Thirty-eight children required colloid replacement therapy. Blood pressure, central venous pressure, urine output, and chest tube drainage were used to determine colloid requirement.
Clinical bleeding and laboratory studies of coagulation were evaluated as were requirements for colloid, crystalloid, and blood products. Twenty children received 6% hetastarch, and 18 received 5% albumin. No differences were found in the amount of replacement fluids required, or in coagulation parameters in children receiving 20 mL/kg or less of either colloid replacement therapy. An increase in prothrombin time was demonstrated in children who received greater than 20 mL/kg of 6% hetastarch (p = 0.006); however, no difference in clinical bleeding or blood product requirement was demonstrated between the hetastarch or albumin groups receiving more than 20 mL/kg.
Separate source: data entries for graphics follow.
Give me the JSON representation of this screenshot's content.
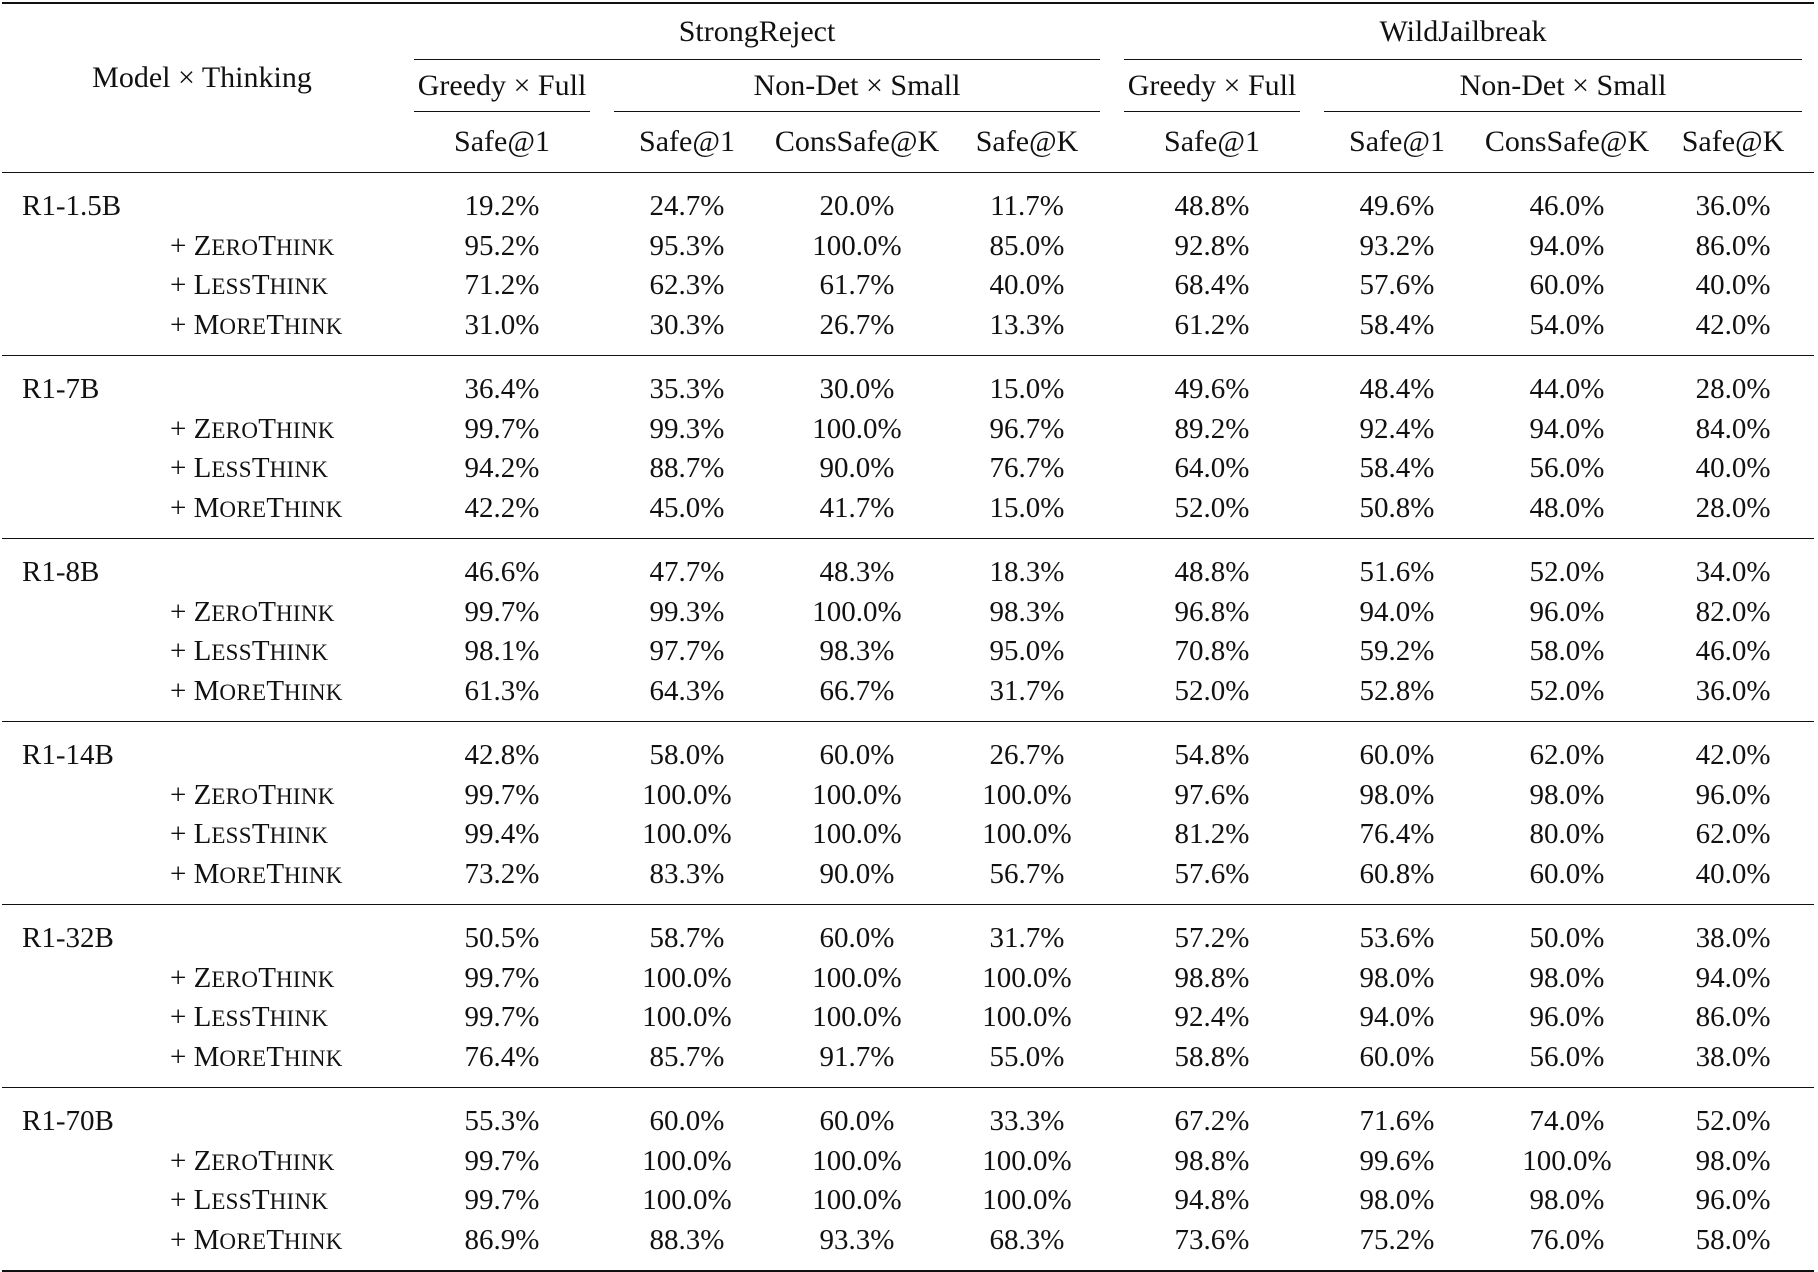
{
  "header": {
    "model_thinking": "Model × Thinking",
    "datasets": [
      "StrongReject",
      "WildJailbreak"
    ],
    "settings": [
      "Greedy × Full",
      "Non-Det × Small"
    ],
    "metrics": [
      "Safe@1",
      "Safe@1",
      "ConsSafe@K",
      "Safe@K",
      "Safe@1",
      "Safe@1",
      "ConsSafe@K",
      "Safe@K"
    ]
  },
  "variants": [
    {
      "prefix": "+ ",
      "cap1": "Z",
      "rest1": "ERO",
      "cap2": "T",
      "rest2": "HINK"
    },
    {
      "prefix": "+ ",
      "cap1": "L",
      "rest1": "ESS",
      "cap2": "T",
      "rest2": "HINK"
    },
    {
      "prefix": "+ ",
      "cap1": "M",
      "rest1": "ORE",
      "cap2": "T",
      "rest2": "HINK"
    }
  ],
  "models": [
    {
      "name": "R1-1.5B",
      "rows": [
        [
          "19.2%",
          "24.7%",
          "20.0%",
          "11.7%",
          "48.8%",
          "49.6%",
          "46.0%",
          "36.0%"
        ],
        [
          "95.2%",
          "95.3%",
          "100.0%",
          "85.0%",
          "92.8%",
          "93.2%",
          "94.0%",
          "86.0%"
        ],
        [
          "71.2%",
          "62.3%",
          "61.7%",
          "40.0%",
          "68.4%",
          "57.6%",
          "60.0%",
          "40.0%"
        ],
        [
          "31.0%",
          "30.3%",
          "26.7%",
          "13.3%",
          "61.2%",
          "58.4%",
          "54.0%",
          "42.0%"
        ]
      ]
    },
    {
      "name": "R1-7B",
      "rows": [
        [
          "36.4%",
          "35.3%",
          "30.0%",
          "15.0%",
          "49.6%",
          "48.4%",
          "44.0%",
          "28.0%"
        ],
        [
          "99.7%",
          "99.3%",
          "100.0%",
          "96.7%",
          "89.2%",
          "92.4%",
          "94.0%",
          "84.0%"
        ],
        [
          "94.2%",
          "88.7%",
          "90.0%",
          "76.7%",
          "64.0%",
          "58.4%",
          "56.0%",
          "40.0%"
        ],
        [
          "42.2%",
          "45.0%",
          "41.7%",
          "15.0%",
          "52.0%",
          "50.8%",
          "48.0%",
          "28.0%"
        ]
      ]
    },
    {
      "name": "R1-8B",
      "rows": [
        [
          "46.6%",
          "47.7%",
          "48.3%",
          "18.3%",
          "48.8%",
          "51.6%",
          "52.0%",
          "34.0%"
        ],
        [
          "99.7%",
          "99.3%",
          "100.0%",
          "98.3%",
          "96.8%",
          "94.0%",
          "96.0%",
          "82.0%"
        ],
        [
          "98.1%",
          "97.7%",
          "98.3%",
          "95.0%",
          "70.8%",
          "59.2%",
          "58.0%",
          "46.0%"
        ],
        [
          "61.3%",
          "64.3%",
          "66.7%",
          "31.7%",
          "52.0%",
          "52.8%",
          "52.0%",
          "36.0%"
        ]
      ]
    },
    {
      "name": "R1-14B",
      "rows": [
        [
          "42.8%",
          "58.0%",
          "60.0%",
          "26.7%",
          "54.8%",
          "60.0%",
          "62.0%",
          "42.0%"
        ],
        [
          "99.7%",
          "100.0%",
          "100.0%",
          "100.0%",
          "97.6%",
          "98.0%",
          "98.0%",
          "96.0%"
        ],
        [
          "99.4%",
          "100.0%",
          "100.0%",
          "100.0%",
          "81.2%",
          "76.4%",
          "80.0%",
          "62.0%"
        ],
        [
          "73.2%",
          "83.3%",
          "90.0%",
          "56.7%",
          "57.6%",
          "60.8%",
          "60.0%",
          "40.0%"
        ]
      ]
    },
    {
      "name": "R1-32B",
      "rows": [
        [
          "50.5%",
          "58.7%",
          "60.0%",
          "31.7%",
          "57.2%",
          "53.6%",
          "50.0%",
          "38.0%"
        ],
        [
          "99.7%",
          "100.0%",
          "100.0%",
          "100.0%",
          "98.8%",
          "98.0%",
          "98.0%",
          "94.0%"
        ],
        [
          "99.7%",
          "100.0%",
          "100.0%",
          "100.0%",
          "92.4%",
          "94.0%",
          "96.0%",
          "86.0%"
        ],
        [
          "76.4%",
          "85.7%",
          "91.7%",
          "55.0%",
          "58.8%",
          "60.0%",
          "56.0%",
          "38.0%"
        ]
      ]
    },
    {
      "name": "R1-70B",
      "rows": [
        [
          "55.3%",
          "60.0%",
          "60.0%",
          "33.3%",
          "67.2%",
          "71.6%",
          "74.0%",
          "52.0%"
        ],
        [
          "99.7%",
          "100.0%",
          "100.0%",
          "100.0%",
          "98.8%",
          "99.6%",
          "100.0%",
          "98.0%"
        ],
        [
          "99.7%",
          "100.0%",
          "100.0%",
          "100.0%",
          "94.8%",
          "98.0%",
          "98.0%",
          "96.0%"
        ],
        [
          "86.9%",
          "88.3%",
          "93.3%",
          "68.3%",
          "73.6%",
          "75.2%",
          "76.0%",
          "58.0%"
        ]
      ]
    }
  ]
}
This study demonstrated that 6% hetastarch is safe and an effective plasma volume expander in the postoperative management of children, using volumes up to 20 mL/kg. Close laboratory monitoring and careful evaluation of clinical bleeding are suggested when larger doses of hetastarch are administered because of prolongation of the prothrombin time with more than 20 mL/kg of hetastarch.
羟乙基淀粉已被作为体外循环(CPB)后成人的容量扩充剂进行研究,且推荐剂量并未改变凝血指标或增加临床出血。将羟乙基淀粉与CPB后的儿童白蛋白进行比较,以确定使用羟乙基淀粉是否会增加临床出血或改变凝血指标。
随机双盲研究。
大学附属医院。
47名年龄1岁及以上(平均72.8个月;范围12个月至15.5岁)计划在中度低温下进行先天性心脏病修复的儿童被随机分配,在术后24小时内接受羟乙基淀粉或白蛋白作为术后容量扩充剂。
38名儿童需要胶体替代治疗。使用血压、中心静脉压、尿量和胸管引流量来确定胶体需求量。
评估临床出血和凝血实验室指标,以及胶体、晶体和血液制品的需求量。20名儿童接受6%羟乙基淀粉,18名接受5%白蛋白。接受20 mL/kg或更少胶体替代治疗的儿童,在所需替代液量或凝血参数方面未发现差异。接受超过20 mL/kg 6%羟乙基淀粉的儿童凝血酶原时间延长(p = 0.006);然而,接受超过20 mL/kg的羟乙基淀粉组和白蛋白组在临床出血或血液制品需求量方面未显示差异。
本研究表明,6%羟乙基淀粉在儿童术后管理中作为血浆容量扩充剂是安全有效的,使用剂量可达20 mL/kg。当给予较大剂量羟乙基淀粉时,建议密切进行实验室监测并仔细评估临床出血情况,因为超过20 mL/kg的羟乙基淀粉会使凝血酶原时间延长。